On April 19, a Vietnamese fishing boat collided with an Indonesian law enforcement vessel in waters near the Indonesian-Malaysian border, leaving four Vietnamese fishermen missing. On June 16, a standoff between Vietnamese and Malaysian law enforcement forces in Malaysian waters resulted in warning shots being fired by the Malaysian side. These incidents were obviously much more intense than the Paracel collision, but not much attention was paid to them, probably because they did not involve China.

Fourth, China’s disclosure of information about incidents at sea is limited. Out of traditional habits or the Chinese mindset of wanting to maintain stability, China often does not attach importance to disclosing the details of maritime incidents, and most of its foreign statements are based on principled positions, laying out grand narratives but lacking micro details, which indirectly contributes to the lack of Chinese perspectives and effective information in the international community.
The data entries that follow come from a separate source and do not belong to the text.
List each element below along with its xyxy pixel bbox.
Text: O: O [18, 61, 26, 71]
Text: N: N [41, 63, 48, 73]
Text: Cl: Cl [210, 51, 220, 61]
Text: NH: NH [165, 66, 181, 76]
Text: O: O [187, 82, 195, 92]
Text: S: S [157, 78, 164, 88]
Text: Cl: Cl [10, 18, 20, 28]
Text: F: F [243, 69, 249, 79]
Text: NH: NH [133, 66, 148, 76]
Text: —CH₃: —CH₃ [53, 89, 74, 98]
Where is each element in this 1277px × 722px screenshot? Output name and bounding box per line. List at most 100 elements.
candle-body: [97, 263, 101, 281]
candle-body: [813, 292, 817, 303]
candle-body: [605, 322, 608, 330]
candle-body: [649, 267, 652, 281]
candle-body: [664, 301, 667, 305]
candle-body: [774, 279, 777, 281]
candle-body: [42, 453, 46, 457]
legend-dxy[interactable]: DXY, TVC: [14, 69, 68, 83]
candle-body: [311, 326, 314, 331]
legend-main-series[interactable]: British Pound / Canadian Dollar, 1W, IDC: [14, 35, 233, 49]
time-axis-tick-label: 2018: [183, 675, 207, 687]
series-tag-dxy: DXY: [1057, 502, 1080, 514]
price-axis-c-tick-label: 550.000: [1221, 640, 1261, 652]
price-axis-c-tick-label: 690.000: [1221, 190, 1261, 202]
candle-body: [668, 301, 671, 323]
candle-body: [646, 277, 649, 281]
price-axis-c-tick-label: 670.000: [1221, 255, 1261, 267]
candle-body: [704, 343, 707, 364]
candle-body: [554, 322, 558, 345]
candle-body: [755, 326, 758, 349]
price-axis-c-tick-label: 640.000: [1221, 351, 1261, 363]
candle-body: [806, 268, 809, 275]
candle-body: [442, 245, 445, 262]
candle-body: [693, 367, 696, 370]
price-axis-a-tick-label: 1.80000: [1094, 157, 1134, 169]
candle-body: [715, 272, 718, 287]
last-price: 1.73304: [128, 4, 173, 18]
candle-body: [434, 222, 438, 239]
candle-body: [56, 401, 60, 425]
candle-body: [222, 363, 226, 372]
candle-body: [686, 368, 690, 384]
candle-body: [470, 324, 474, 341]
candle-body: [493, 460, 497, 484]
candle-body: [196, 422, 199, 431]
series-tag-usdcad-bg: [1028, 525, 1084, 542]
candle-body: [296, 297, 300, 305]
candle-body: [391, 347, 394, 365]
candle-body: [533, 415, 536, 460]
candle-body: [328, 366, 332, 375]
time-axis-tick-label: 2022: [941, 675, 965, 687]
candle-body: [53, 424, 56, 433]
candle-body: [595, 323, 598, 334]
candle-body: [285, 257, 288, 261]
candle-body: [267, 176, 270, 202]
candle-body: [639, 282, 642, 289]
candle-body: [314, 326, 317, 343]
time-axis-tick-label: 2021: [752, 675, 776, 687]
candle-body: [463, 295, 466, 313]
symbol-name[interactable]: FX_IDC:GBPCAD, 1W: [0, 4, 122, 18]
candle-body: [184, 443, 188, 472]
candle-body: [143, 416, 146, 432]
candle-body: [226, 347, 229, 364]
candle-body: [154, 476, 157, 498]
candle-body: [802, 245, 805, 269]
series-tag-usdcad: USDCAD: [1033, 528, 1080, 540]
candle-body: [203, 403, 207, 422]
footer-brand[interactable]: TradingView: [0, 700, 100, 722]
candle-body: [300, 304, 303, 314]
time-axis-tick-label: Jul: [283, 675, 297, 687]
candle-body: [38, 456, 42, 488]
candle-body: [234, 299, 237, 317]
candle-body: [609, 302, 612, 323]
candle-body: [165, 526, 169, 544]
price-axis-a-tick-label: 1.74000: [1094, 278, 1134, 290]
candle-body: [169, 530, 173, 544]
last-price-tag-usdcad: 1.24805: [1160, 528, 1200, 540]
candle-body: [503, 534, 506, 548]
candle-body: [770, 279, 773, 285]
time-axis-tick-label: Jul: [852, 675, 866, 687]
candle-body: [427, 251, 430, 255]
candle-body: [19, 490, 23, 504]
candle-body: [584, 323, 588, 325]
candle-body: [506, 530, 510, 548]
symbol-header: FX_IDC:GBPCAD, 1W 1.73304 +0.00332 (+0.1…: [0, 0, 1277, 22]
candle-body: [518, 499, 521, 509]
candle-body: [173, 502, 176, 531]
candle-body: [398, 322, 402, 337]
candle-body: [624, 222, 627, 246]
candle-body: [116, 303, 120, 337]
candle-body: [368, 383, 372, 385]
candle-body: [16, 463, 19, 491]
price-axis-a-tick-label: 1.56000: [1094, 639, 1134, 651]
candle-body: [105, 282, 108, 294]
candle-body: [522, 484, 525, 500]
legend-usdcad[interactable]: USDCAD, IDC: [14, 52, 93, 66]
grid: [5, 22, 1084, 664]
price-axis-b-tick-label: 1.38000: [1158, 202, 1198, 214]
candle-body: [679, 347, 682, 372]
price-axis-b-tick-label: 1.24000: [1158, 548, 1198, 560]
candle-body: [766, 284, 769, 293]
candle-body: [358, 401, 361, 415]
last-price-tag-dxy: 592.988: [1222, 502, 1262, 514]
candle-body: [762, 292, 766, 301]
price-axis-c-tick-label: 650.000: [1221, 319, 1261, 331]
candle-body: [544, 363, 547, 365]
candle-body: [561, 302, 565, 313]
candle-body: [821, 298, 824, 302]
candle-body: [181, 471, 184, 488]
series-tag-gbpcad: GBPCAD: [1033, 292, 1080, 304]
The collision of vessels in the Paracels on April 2 and the alleged pointing of a radar gun at a Philippine Navy ship in February are typical examples. Chinese officials told me clearly that the ship collision around Woody Island was caused by Vietnamese fishing boats, and that the pointing of a radar gun in February was a complete fabrication or misunderstanding.

As a Chinese scholar, I can easily understand the logic of this, but I guess it’s hard for foreigners to understand. They ask, “If you have a point, why don’t you come out and say it, and why don’t you publish the evidence?”

Of course, there are many Chinese officials who have yet to realize the necessity and importance of disclosing details to the public, and they have been slow to react to the outside world.

On the South China Sea issue, China, as a great power, should take on greater responsibility. It does have a lot of room for criticism and improvement, but we objective facts should not be disregarded merely for the sake of opposition.

If blanket opposition and isolation of China in the South China Sea continues, it will inevitably make China think that whatever it does, it won’t help, and that relevant parties won’t be satisfied. And that, in turn, may stimulate a major adjustment in its South China Sea policy.